Finding investment professionals imbued in this philosophy in the aftermath of 9/11 meant recruiting former Alger investment professionals. Chung refers to them as ‘alumni’ as, in his view, going through the Alger training programme and working for the firm is a transformative experience.
Under the tragic circumstances, the funerals of the Alger casualties became a spontaneous forum for recruiting former staff. Several fund managers including Jill Greenwald, a small-cap manager, and Teresa McRoberts, a healthcare specialist, returned to the firm from senior positions elsewhere.
Of course, the awful events of 9/11 were 17 years ago but they played an important role in forging the firm as it exists today. Most obviously there is some continuity in senior employees including Dan Chung himself and Patrick Kelly, a fund manager now but a technology analyst back in September 2001, who survived the attack as he was away at a conference in California.

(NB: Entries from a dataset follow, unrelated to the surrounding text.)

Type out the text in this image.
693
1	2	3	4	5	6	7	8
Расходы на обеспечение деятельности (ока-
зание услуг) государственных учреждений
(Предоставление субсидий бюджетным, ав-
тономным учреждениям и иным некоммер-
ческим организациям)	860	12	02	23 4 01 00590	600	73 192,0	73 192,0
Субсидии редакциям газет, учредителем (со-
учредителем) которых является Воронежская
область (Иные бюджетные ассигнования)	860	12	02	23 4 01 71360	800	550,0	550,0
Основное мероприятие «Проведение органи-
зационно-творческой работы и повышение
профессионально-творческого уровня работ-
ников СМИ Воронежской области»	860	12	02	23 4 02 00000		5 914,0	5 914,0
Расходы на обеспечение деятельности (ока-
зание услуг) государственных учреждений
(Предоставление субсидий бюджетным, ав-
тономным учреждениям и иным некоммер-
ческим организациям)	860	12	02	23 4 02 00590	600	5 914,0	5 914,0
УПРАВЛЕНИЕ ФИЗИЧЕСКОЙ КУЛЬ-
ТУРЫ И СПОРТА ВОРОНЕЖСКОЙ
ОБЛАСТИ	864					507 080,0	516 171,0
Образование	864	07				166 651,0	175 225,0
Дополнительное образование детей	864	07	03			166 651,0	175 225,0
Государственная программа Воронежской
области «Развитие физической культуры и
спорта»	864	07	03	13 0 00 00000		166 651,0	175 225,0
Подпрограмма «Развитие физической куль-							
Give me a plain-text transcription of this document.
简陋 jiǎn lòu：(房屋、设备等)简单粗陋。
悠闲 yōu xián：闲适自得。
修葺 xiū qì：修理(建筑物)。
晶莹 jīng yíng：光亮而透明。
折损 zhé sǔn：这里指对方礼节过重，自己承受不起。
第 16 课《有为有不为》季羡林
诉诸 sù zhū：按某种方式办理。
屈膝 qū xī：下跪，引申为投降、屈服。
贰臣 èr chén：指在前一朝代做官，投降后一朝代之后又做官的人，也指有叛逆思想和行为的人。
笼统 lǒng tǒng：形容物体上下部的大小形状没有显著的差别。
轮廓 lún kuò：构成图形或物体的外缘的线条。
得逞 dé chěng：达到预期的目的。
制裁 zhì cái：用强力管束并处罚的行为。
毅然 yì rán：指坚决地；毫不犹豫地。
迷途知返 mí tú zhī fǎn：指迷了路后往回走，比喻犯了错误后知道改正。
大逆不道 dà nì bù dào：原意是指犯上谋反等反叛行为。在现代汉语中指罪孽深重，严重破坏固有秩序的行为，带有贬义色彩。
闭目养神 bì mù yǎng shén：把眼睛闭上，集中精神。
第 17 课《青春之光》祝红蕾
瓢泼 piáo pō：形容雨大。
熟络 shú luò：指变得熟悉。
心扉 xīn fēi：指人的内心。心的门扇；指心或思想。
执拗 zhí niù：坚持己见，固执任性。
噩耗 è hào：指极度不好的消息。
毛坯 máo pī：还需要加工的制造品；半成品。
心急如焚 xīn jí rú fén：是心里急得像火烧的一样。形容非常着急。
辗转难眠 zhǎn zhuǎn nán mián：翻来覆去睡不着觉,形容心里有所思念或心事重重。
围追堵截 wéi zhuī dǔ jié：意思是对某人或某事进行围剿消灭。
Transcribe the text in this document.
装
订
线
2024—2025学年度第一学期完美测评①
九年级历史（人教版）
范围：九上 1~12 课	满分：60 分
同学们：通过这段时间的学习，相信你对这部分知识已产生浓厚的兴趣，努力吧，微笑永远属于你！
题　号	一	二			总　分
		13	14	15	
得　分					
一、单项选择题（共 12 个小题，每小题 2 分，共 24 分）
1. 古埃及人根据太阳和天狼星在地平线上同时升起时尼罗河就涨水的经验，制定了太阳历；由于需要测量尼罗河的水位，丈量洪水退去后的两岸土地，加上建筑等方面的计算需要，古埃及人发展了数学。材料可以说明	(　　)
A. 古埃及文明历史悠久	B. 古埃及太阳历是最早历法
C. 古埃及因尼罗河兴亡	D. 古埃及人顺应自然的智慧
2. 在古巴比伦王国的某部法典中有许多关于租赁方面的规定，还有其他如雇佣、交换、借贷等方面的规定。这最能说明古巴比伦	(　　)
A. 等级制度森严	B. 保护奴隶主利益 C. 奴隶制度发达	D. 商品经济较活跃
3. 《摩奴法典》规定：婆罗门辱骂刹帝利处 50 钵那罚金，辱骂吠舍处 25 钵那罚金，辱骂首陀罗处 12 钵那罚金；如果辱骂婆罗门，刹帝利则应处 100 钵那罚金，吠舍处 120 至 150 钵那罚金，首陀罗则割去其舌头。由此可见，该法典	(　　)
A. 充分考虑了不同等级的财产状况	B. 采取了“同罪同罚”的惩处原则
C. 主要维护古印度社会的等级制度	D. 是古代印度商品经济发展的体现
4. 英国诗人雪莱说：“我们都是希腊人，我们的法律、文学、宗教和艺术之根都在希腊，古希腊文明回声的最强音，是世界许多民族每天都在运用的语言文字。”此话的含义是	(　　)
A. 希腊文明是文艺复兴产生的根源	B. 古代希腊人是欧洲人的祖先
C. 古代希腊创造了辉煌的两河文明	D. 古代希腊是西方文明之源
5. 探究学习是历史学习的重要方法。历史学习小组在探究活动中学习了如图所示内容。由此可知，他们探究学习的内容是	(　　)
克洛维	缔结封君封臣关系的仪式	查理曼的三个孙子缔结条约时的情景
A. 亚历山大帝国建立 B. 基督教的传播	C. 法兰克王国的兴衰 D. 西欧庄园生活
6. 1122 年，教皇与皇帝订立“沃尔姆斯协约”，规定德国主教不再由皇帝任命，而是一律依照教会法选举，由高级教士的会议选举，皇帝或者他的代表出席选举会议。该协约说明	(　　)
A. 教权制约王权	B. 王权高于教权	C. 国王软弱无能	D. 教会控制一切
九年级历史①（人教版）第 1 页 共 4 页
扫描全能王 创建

But in some respects the legacy lives on in the new generation of professionals who have joined the firm in subsequent years. Many started with little, if any investment experience – some worked in business and others were scientists – but all of them had to go through the rigorous Alger training programme. In that way, the firm’s distinctive approach has been retained even if many of its earlier exponents were killed.
Dan Chung insists that this is how the firm’s founders would have wanted it. “David and Fred long believed that they were building Alger as a company that would go on indefinitely. They believed that the philosophy, the processes and the culture that they built around the investment team were something that anybody could be trained into and that future groups could run.”